They say southern California has no seasons. Just hot and not hot. Those of us who reside here know this is false. It is true that we have an abundantly epic summer that sometimes has us in sandals on Thanksgiving or Valentine’s Day. And our months of mild sunny winter weather can be downright delightful.
Yet our winters can also be surprisingly cold. Last December, a New York visitor borrowed my ski jacket claiming the biting evening cold too much. And sometimes our summers can be drenched in a chilly fog that has us in beanies and Uggs on Independence Day.
Right now, in November, tomatoes are growing while the leaves are shedding.
In spring we can get so much rain; or none.
But one thing’s for sure every year. We will have fire season.
And we will have Santa Ana wind season.
Today, the US presidential election day, will be one of those windy days. Kicking up allergies and anger. You can feel it coming on, the air thinning, drying, evaporating humidity. The lips and fingers chapping. No amount of hydration helps. When the wind kicks up, Californians can’t partake in our brag-worthy outdoor activities. One friend tried to jog in Golden Gate Park on a windy day and was knocked out cold by a flying Eucalyptus branch.
So we retreat inside and marvel at the wind bending the palms, snapping nascent trees, littering the yard with debris. We hold our breath, hoping that wind’s destructive collaborator, fire, does not hitch a ride. The force of a spark carried on the wind can torch a forest, a town, a dream.
But a wind can also carry a change. Pave a new path. A wind can be a force for good rather than destruction. It can clear pollution or carry a hurricane. It can swirl like a tornado or curate the perfect blue wave.
Before the wind arrived, we took our dog on a walk in our neighborhood. Halloween and Dia De Los Muertos remnants clung to modest houses. Zombies, spider webs, skeletal hands emerging from the earth.
It was unavoidable that a soft wind switched our talk of soccer to that of the election. My older son Kai’s eleventh grade history teacher had assigned them to research pros and cons of each candidate and proposition. With a hint of apology, or maybe confusion, Kai admitted that while he knew the upcoming presidential election was a big deal, he just didn’t feel nervous about it.
“I can’t see where who wins directly impacts me right now,” he admitted.
He’s 17. Hell, when I was 17 all I cared about was dancing and boys and my friends and who dissed who on Days of Our Lives. I couldn’t see beyond the seasons of my So-Cal life. When I told him as much, not giving him a pass, but acknowledging the near-sightedness of youth, my husband Eddie argued about the issues that were at stake that would impact him—what if he got his girlfriend pregnant? What about a possible draft? What about climate?
“Maybe things will get so bad that we must return to our caveman days,” Kai said. “We’ll just do it all again. The tribalism, the exploration, the religious wars and persecution, the building of cities.”
There are times in life when your children remind you how to see.

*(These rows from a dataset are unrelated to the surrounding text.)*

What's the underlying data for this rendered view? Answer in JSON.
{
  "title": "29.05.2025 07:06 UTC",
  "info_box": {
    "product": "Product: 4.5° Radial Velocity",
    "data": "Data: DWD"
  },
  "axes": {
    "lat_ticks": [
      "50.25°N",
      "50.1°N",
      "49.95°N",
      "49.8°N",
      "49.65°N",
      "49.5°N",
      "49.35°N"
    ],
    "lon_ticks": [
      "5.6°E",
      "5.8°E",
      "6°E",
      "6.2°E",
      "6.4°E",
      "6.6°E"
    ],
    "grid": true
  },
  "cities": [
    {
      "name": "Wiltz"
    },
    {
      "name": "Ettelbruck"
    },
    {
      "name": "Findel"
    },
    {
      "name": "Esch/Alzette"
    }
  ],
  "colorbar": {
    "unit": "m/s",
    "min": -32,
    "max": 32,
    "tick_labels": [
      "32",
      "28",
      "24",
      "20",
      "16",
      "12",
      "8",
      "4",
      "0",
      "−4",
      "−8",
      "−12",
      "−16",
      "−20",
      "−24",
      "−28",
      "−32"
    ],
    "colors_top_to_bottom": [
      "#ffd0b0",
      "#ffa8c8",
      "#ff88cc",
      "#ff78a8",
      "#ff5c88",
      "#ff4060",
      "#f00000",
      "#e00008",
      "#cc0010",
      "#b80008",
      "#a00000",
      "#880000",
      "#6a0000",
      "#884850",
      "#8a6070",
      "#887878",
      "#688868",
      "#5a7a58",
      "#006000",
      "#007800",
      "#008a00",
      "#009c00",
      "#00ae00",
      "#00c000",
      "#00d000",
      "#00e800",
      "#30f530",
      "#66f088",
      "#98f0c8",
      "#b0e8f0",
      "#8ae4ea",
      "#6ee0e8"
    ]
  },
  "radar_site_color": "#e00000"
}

He was taking the long view. Just like the geologists taught me to show him.
Ice Ages, asteroids, dinosaurs, plagues, Mom jeans. Nothing is permanent. None of us will survive any of this.
Last year a therapist specializing in climate grief told me to stop being overly optimistic. She told me that when we sit with the darkness or the angst, or the fear, we can live richer, more present lives. But she made it very clear that we cannot allow the darkness around us to overtake our emotional selves. We are to give ourselves timed sittings with the fear, with the dread.
Then when the timer chimes, we are to locate life.
Today, I woke with a nervous anxious energy. Probably like most of you.
So I will allow myself to sit with the dread of what the wind will blow in this evening. But only for five minutes. Then when the alarm rings, I will thank the survivalist angst for existing in my body then send it off into the wind, with the hope that we will avoid an asteroid today.
Or maybe we will simply be reminded of that really matters to us, to all of us, is really the same thing.
I'm sitting here reading your blog because I just cannot stand watching the minutia of the election returns, comparing this year's partial totals to 4 years ago's full totals, and what percent of which county has been counted. Just too much. We'll probably find out in a few days, and then deal with the ramifications. Until then, I'm holding my breath.